The last of the first round of interviews is with Natalie, my dear friend who was a teaching assistant with me in grad school. Natalie now teaches English literature at a local high school and is a lifelong Anglophile who single-handedly got me interested in Queen Victoria and Prince Albert, and who shares my obsession with WWI. She has an uncanny ability to find name-brand valuables at thrift shops and antique stores, and she occasionally sends me timely Buzzfeed articles, especially when they are about first dates gone terribly wrong.
1. What were you like as a teenager? I was really worried about doing the wrong thing all the time. I had fun with my friends, I was interested in dating, and I had some boyfriends. But mostly I was concerned about the future and what I was going to make of my life more than actually enjoying myself in high school. I don’t think I really had a great time in high school because I was more focused on the future.

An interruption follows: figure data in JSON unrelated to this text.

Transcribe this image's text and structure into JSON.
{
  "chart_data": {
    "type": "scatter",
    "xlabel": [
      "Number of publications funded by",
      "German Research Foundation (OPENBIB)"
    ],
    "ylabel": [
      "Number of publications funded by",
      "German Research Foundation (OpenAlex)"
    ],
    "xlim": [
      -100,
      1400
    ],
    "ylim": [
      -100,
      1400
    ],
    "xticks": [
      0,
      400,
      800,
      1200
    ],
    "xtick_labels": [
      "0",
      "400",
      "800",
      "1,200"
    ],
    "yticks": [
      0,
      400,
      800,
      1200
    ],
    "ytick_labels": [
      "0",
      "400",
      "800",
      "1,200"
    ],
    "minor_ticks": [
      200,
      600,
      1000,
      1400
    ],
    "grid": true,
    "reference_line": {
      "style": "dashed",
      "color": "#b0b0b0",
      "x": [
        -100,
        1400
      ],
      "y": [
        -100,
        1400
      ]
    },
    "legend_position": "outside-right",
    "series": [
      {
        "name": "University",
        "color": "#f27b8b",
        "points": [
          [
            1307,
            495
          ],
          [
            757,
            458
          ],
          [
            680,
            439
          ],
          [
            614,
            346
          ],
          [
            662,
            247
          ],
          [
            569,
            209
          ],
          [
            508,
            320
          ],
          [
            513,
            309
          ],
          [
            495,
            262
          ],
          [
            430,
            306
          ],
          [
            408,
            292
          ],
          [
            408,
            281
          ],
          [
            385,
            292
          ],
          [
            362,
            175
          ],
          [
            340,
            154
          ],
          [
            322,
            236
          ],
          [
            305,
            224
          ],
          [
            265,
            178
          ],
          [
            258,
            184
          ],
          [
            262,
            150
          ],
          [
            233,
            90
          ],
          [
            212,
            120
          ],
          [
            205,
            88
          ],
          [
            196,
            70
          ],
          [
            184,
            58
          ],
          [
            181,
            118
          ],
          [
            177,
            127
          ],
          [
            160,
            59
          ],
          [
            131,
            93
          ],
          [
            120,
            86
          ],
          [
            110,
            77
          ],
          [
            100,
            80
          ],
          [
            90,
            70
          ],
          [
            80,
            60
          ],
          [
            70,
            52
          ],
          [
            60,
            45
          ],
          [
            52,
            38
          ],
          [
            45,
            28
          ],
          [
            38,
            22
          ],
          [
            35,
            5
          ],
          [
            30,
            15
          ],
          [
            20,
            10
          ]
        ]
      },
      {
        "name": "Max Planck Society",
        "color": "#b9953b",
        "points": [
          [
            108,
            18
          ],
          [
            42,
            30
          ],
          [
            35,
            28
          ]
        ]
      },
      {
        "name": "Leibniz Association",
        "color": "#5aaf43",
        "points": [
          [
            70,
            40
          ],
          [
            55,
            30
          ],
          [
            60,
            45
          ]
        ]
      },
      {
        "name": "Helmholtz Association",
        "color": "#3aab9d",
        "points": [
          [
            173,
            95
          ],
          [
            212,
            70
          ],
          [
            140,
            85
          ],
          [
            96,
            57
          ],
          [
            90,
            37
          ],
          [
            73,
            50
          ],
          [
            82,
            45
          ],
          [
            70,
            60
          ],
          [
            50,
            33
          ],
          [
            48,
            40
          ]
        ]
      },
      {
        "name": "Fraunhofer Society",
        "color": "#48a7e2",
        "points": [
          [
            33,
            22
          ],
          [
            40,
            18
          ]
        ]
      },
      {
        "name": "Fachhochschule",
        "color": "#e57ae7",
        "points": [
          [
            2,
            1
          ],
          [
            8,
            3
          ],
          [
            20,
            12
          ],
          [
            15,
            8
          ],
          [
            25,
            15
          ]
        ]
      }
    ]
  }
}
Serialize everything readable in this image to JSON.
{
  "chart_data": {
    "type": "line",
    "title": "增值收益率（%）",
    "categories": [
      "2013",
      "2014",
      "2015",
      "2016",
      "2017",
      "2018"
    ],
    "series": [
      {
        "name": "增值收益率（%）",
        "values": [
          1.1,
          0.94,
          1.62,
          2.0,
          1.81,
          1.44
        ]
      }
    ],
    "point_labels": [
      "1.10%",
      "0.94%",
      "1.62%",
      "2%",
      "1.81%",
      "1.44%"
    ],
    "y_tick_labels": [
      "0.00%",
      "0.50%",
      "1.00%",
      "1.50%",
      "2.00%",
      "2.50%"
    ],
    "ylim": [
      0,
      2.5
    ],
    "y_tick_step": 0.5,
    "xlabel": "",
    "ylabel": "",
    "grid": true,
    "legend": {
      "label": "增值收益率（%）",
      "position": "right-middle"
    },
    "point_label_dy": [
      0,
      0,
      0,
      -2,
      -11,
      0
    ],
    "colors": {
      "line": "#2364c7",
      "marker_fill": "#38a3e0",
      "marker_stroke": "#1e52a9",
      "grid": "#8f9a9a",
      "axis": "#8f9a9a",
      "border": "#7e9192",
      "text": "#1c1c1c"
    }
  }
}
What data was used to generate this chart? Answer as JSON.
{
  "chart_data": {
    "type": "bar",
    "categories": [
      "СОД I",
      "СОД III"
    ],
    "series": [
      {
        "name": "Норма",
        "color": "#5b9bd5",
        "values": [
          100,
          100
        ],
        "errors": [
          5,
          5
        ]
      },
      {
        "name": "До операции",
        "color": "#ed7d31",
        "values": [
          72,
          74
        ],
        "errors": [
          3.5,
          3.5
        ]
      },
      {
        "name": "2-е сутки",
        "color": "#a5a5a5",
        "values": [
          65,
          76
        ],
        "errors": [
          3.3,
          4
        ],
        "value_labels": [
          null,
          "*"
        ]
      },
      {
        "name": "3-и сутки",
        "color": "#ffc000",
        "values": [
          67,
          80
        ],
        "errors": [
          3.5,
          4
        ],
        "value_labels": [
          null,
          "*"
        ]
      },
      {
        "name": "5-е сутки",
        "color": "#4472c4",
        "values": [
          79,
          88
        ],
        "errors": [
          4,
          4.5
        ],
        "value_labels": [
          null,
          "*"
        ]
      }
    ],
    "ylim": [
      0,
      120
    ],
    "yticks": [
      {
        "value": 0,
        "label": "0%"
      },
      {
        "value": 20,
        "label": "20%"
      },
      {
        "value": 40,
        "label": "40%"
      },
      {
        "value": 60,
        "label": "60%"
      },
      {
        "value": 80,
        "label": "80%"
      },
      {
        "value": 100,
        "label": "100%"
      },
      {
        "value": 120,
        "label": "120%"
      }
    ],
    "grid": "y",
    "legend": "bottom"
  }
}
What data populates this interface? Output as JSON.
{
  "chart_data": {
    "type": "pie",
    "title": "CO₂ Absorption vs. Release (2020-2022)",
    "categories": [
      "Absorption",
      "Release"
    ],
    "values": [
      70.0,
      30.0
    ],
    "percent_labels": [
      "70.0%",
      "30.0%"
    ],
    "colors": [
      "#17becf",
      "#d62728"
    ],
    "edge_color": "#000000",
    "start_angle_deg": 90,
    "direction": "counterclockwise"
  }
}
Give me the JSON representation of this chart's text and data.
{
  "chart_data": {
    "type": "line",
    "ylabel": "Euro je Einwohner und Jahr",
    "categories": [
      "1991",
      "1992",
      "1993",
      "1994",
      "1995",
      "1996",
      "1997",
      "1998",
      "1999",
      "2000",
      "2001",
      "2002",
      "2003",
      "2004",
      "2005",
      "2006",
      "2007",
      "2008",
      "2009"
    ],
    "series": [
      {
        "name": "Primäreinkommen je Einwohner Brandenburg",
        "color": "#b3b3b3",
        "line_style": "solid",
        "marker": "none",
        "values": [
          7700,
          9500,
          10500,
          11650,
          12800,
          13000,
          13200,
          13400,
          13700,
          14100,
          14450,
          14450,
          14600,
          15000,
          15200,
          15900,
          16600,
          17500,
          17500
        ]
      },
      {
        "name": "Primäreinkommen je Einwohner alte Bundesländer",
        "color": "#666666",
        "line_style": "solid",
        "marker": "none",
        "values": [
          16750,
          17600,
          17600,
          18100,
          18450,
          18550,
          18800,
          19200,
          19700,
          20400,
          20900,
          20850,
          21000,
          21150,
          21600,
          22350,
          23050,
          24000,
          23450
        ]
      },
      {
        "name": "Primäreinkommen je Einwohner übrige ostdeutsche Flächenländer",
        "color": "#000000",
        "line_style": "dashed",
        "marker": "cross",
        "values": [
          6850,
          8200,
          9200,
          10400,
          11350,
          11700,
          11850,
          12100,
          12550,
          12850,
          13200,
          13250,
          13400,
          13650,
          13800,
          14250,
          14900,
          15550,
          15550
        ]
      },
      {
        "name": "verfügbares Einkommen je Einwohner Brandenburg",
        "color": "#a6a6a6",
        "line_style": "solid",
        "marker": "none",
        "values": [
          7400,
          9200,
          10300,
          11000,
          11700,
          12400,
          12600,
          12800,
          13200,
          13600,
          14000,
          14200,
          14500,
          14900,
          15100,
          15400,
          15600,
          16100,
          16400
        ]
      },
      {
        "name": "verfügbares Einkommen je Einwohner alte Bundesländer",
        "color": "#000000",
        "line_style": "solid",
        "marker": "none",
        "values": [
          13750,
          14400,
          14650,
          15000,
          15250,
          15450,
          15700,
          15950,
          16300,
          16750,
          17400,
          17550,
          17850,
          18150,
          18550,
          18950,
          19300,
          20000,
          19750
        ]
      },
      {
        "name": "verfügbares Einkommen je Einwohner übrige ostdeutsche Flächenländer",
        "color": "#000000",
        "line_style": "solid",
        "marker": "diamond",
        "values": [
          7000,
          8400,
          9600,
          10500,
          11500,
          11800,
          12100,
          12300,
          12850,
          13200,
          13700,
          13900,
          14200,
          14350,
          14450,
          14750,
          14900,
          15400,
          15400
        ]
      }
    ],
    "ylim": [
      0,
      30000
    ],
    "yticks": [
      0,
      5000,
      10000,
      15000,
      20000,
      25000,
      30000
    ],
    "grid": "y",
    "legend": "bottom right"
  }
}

2. What have you always wanted? I think I have always wanted love and freedom to do what I want. Those two things drive me. If I feel trapped in a job, or a situation, or a relationship, or anything like that, then I seek ways to try to get away from it. I just want to be able to live my life to experience new places and new things. I think that’s why I like to travel so much, and why I like to learn all the time. And I can’t imagine living without someone that I love. That’s a big part of my life too.
3. When were you most proud of yourself? I think two things: one is when I finished my master’s degree, because I thought I wasn’t going to be able to do it; it was so horrible and took forever. I finally finished it, and I felt a sense of relief and also a sense of pride. The other thing is more personal: it’s being able to make it through difficult emotional situations and know that I can survive those things without dying. And then feeling stronger afterwards: like I know more about how to be a human being and what it means to be an adult. I feel proud of myself that I was able to do those things without being broken.
4. What advice would you give to your ten-years-younger self? I would tell myself to be more open-minded, and that it’s okay to not have everything figured out in life, because the older you get, the less you feel like you know in some respects, and that it’s okay to feel that way. That you don’t have to have everything taken care of in order to be a responsible person. I would probably tell myself to go and spend time developing who I am as an individual before attaching myself to another person. And I would probably say that I should study abroad or live somewhere else for a while.
5. What is your personal motto? If I boil it down, I would say that life is difficult sometimes, and you just have to do the best you can to live a fulfilling life and to be kind to people. That’s it. That’s the only thing, I think, that’s important. We need more people to be kind in the world. My general goal in life is just to learn as much as I can. That’s why I like to travel and why I like to teach, and why I read: because I like to learn about things like history and people. I’m interested in human relationships.
6. Who do you aspire to be like, and why? I aspire to be the type of person who explores opportunities, has a happy life, and tries new things. I admire people who do that with their lives. People who take risks, challenge themselves, and don’t get stuck doing the same thing their entire lives if they’re not happy doing it. I don’t want to be that type of person. The only person I can think of is Elizabeth Gilbert–I don’t even really like her that much as an individual, but I like her writing–there’s a new book she wrote about creativity. She talks about being creative and living a creative life and taking risks. That’s the type of person I aspire to be.
7. What is the nicest thing anyone has ever said to you? Whenever my students tell me that they can tell that I care about them, and that they like being in my class because they feel safe there to explore learning. That’s nice, because I really do work hard to foster that type of environment. And that’s something that I take pride in. And I usually have a couple of students every year that tell me that my class made a difference to them in their life. And I like that. I think that’s a reflection of me and what I do in the classroom.
8. What would you do if you knew you could not fail? I would quit my job immediately and start travel writing: travel around and write a book. Or I would like to write for a publication of some sort, where I’m going and eating food and seeing new places. My dream job would be to work for Rick Steves and help him write his guidebooks. He has people that do that! He has certain people he works with that are experts in certain parts of the world. They go around with him and write the different recommendations for the books that he has. That’s what I would want to do. Wouldn’t it be nice to not have to worry about your finances? Because that is the main stumbling block when it comes to trying to live your dreams: the practicality of life. The eating, and having a place to live, and having stability. And if that wasn’t a concern, and I knew that I wouldn’t fail in that respect, I would do whatever the heck I want and it would be amazing.
9. What would you like to be remembered for? The people that I love, that really know me, I would like them to remember me for being wise about things, and for being loyal. And that I made a difference. It’s different with people that I love, my family and friends, and with my students. But I would like my students to remember me for being someone who’s interested in learning and who helps them to be interested in learning. But for family and friends I would like to be remembered for being loyal and loving.